Ordres de grandeur relevés chez les fabricants — les valeurs exactes, modèle par modèle, figurent sur les pages marques. Publié le .
Un e-foil est une planche de surf motorisée montée sur hydrofoil. Une aile immergée, reliée à la planche par un mât vertical, génère de la portance dès que l’ensemble prend de la vitesse. La planche quitte alors la surface et le pilote navigue à une cinquantaine de centimètres au-dessus de l’eau.

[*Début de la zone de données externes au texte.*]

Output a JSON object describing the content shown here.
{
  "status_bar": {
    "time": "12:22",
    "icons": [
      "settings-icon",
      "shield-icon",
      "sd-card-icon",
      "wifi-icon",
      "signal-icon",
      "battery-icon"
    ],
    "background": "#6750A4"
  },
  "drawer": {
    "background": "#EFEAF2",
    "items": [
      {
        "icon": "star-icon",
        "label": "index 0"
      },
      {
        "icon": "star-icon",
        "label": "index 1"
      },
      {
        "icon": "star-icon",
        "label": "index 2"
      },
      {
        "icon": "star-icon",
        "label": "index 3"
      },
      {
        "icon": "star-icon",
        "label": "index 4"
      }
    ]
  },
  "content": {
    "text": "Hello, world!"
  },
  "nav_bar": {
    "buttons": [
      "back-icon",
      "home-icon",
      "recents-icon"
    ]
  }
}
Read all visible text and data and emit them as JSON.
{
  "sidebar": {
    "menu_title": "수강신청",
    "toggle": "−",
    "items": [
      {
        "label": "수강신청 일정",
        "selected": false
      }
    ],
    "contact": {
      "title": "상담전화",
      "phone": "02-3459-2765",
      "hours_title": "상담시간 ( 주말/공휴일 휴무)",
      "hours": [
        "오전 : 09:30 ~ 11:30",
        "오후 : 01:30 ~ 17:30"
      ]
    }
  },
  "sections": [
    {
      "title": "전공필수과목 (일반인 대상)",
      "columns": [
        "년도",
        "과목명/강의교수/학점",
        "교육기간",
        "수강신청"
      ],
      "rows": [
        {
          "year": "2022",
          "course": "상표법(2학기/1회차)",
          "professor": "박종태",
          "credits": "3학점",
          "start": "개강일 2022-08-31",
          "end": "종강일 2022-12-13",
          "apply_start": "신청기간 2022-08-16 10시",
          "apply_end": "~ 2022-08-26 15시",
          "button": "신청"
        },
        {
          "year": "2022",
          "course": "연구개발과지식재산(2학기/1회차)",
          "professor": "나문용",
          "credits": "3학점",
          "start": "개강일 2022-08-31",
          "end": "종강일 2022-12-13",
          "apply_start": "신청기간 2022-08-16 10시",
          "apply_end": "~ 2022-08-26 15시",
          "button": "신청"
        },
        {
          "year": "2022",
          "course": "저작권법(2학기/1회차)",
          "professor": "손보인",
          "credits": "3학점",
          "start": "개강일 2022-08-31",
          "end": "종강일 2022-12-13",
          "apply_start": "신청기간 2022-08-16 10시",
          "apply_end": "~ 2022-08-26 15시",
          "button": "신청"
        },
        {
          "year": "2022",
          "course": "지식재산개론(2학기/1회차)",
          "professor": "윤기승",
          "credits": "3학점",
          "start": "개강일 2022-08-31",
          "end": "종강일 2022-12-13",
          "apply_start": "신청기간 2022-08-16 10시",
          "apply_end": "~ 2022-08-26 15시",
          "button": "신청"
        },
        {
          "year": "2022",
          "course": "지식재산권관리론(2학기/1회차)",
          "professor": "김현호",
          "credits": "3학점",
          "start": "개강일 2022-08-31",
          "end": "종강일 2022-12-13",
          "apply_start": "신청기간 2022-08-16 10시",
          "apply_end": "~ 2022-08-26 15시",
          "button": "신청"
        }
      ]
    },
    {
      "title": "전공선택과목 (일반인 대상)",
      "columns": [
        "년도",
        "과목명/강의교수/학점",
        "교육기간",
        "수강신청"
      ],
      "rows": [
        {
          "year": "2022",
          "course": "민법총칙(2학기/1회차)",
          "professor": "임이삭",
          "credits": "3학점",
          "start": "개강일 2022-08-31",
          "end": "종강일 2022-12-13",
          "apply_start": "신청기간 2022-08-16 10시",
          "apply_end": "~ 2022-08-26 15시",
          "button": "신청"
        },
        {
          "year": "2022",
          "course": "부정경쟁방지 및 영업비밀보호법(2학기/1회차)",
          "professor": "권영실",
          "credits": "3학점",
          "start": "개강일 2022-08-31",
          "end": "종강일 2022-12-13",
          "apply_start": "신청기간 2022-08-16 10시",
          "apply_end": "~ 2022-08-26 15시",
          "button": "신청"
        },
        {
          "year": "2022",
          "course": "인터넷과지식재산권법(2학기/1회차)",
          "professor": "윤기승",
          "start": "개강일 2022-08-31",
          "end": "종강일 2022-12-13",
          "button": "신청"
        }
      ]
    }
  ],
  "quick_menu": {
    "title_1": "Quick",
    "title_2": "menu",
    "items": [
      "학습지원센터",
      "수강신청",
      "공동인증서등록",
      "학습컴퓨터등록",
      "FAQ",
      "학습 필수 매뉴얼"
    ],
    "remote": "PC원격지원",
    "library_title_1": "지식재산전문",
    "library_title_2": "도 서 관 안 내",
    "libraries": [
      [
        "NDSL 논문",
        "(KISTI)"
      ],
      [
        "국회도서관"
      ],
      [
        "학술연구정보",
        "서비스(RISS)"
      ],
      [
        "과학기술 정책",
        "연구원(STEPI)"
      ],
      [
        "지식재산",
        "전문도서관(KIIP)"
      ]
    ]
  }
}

Le terme vient de l’anglais electric hydrofoil. Vous le croiserez écrit e-foil, efoil, foil électrique ou surf électrique : il s’agit du même engin, et ces variantes n’ont pas de sens technique différent. Le mot e-foiling désigne simplement la pratique.
Un e-foil se compose toujours des mêmes cinq éléments :
Il est utile de préciser ce qu’un e-foil n’est pas. Ce n’est pas un foil de surf ou de wing, qui n’embarque aucun moteur et dépend d’une vague, d’une aile de traction ou d’un bateau. Ce n’est pas non plus un jetboard, motorisé lui aussi mais qui reste en contact avec la surface et rebondit sur le clapot. Cette distinction structure tout le reste : les deux familles du surf électrique répondent à des usages différents.

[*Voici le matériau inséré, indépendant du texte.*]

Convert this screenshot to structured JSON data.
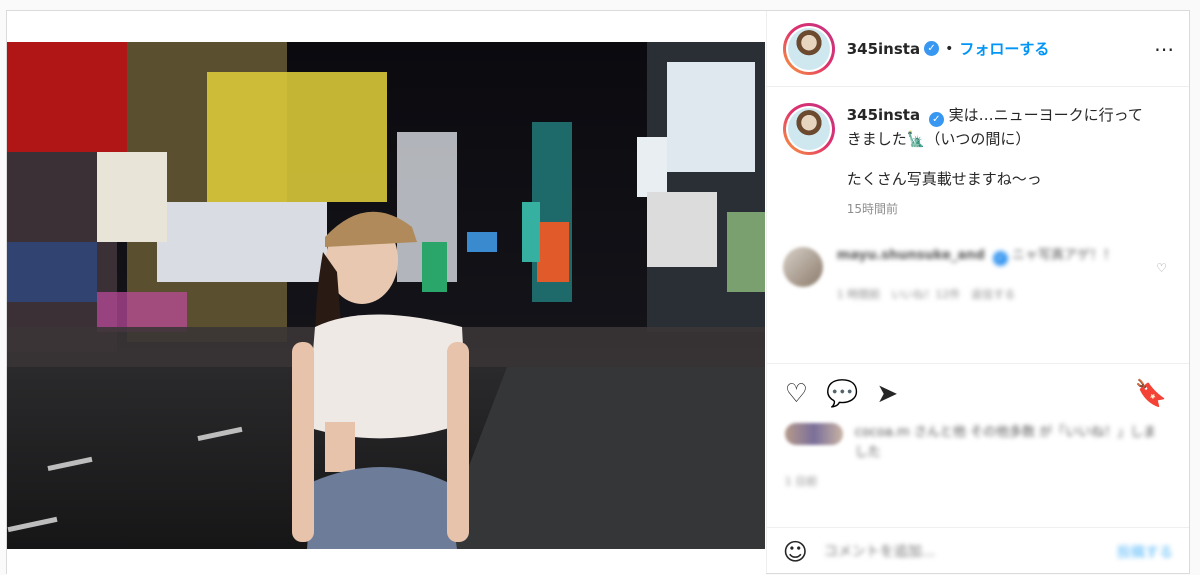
{
  "post": {
    "username": "345insta",
    "verified_icon": "verified-badge-icon",
    "separator": "•",
    "follow_label": "フォローする",
    "more_label": "⋯"
  },
  "caption": {
    "username": "345insta",
    "line1": "実は…ニューヨークに行ってきました🗽（いつの間に）",
    "line2": "たくさん写真載せますね〜っ",
    "time": "15時間前"
  },
  "comment": {
    "username": "mayu.shunsuke_and",
    "text": "ニャ写真アゲ！！",
    "meta": "1 時間前　いいね！12件　返信する",
    "like_icon": "♡"
  },
  "actions": {
    "like": "♡",
    "comment": "💬",
    "share": "➤",
    "bookmark": "🔖"
  },
  "likes": {
    "text": "cocoa.m さんと他 その他多数 が「いいね！」しました"
  },
  "ago": "1 日前",
  "add_comment": {
    "emoji": "☺",
    "placeholder": "コメントを追加...",
    "post_label": "投稿する"
  },
  "colors": {
    "accent": "#0095f6",
    "verified": "#3897f0",
    "border": "#dbdbdb"
  }
}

Le moteur pousse l’ensemble vers l’avant. L’aile immergée transforme cette vitesse en portance verticale, exactement comme une aile d’avion. Quand la portance dépasse le poids total, la planche décolle. Le pilote règle ensuite la puissance à la télécommande et la hauteur de vol par son placement.
Un foil est une aile d’avion qui travaille dans l’eau. Le principe physique est identique, mais le fluide change tout : l’eau est environ huit cents fois plus dense que l’air. À vitesse égale, une aile immergée produit donc une portance sans commune mesure avec celle d’une aile aérienne. C’est pour cette raison qu’une surface de quelques centaines de centimètres carrés suffit à soulever un adulte et sa planche.

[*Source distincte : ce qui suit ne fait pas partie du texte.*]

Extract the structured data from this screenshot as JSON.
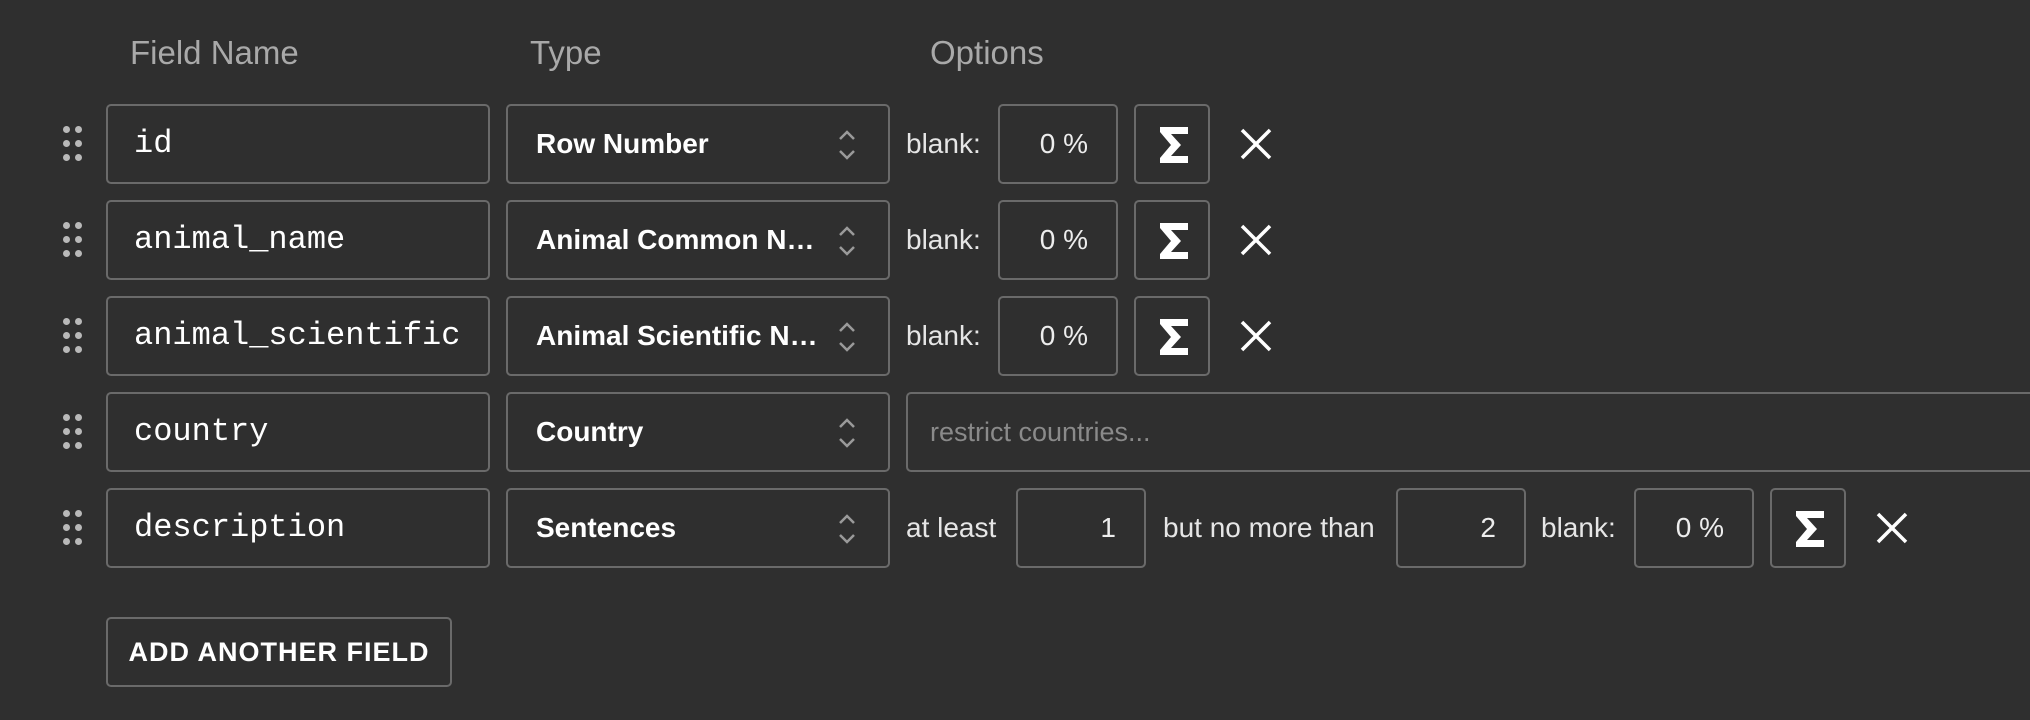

La portance croît avec le carré de la vitesse. Doubler la vitesse quadruple la force de sustentation. Cette relation explique le comportement si caractéristique de l’e-foil : en dessous d’un seuil, il ne se passe strictement rien ; au-dessus, le décollage est franc, presque brutal. Ce seuil se situe le plus souvent autour de 12 à 18 km/h, selon la surface de l’aile et le poids embarqué.
La taille de l’aile est donc le premier arbitrage du pilote. Une grande aile décolle tôt, pardonne les erreurs et vole à basse vitesse ; en contrepartie elle traîne davantage et plafonne plus bas. Une petite aile exige plus de vitesse pour se soulever, mais devient rapide et vive. La plupart des constructeurs vendent d’ailleurs plusieurs ailes pour un même engin : c’est le vrai levier de personnalisation, bien plus que la planche.
La longueur du mât répond à la même logique de compromis. Un mât long offre de la marge avant que l’aile ne perce la surface, mais amplifie les mouvements de roulis et rend l’engin plus exigeant. Un mât court est plus tolérant et plus facile à porter, au prix d’une hauteur de vol limitée.
Les e-foils utilisent un moteur électrique sans balais, dit brushless, directement immergé. L’absence de charbons supprime la principale pièce d’usure et permet une étanchéité totale : le bobinage est noyé dans une résine, et c’est l’eau environnante qui assure le refroidissement. Ce moteur entraîne soit une hélice à l’air libre protégée par un carter, soit une turbine carénée.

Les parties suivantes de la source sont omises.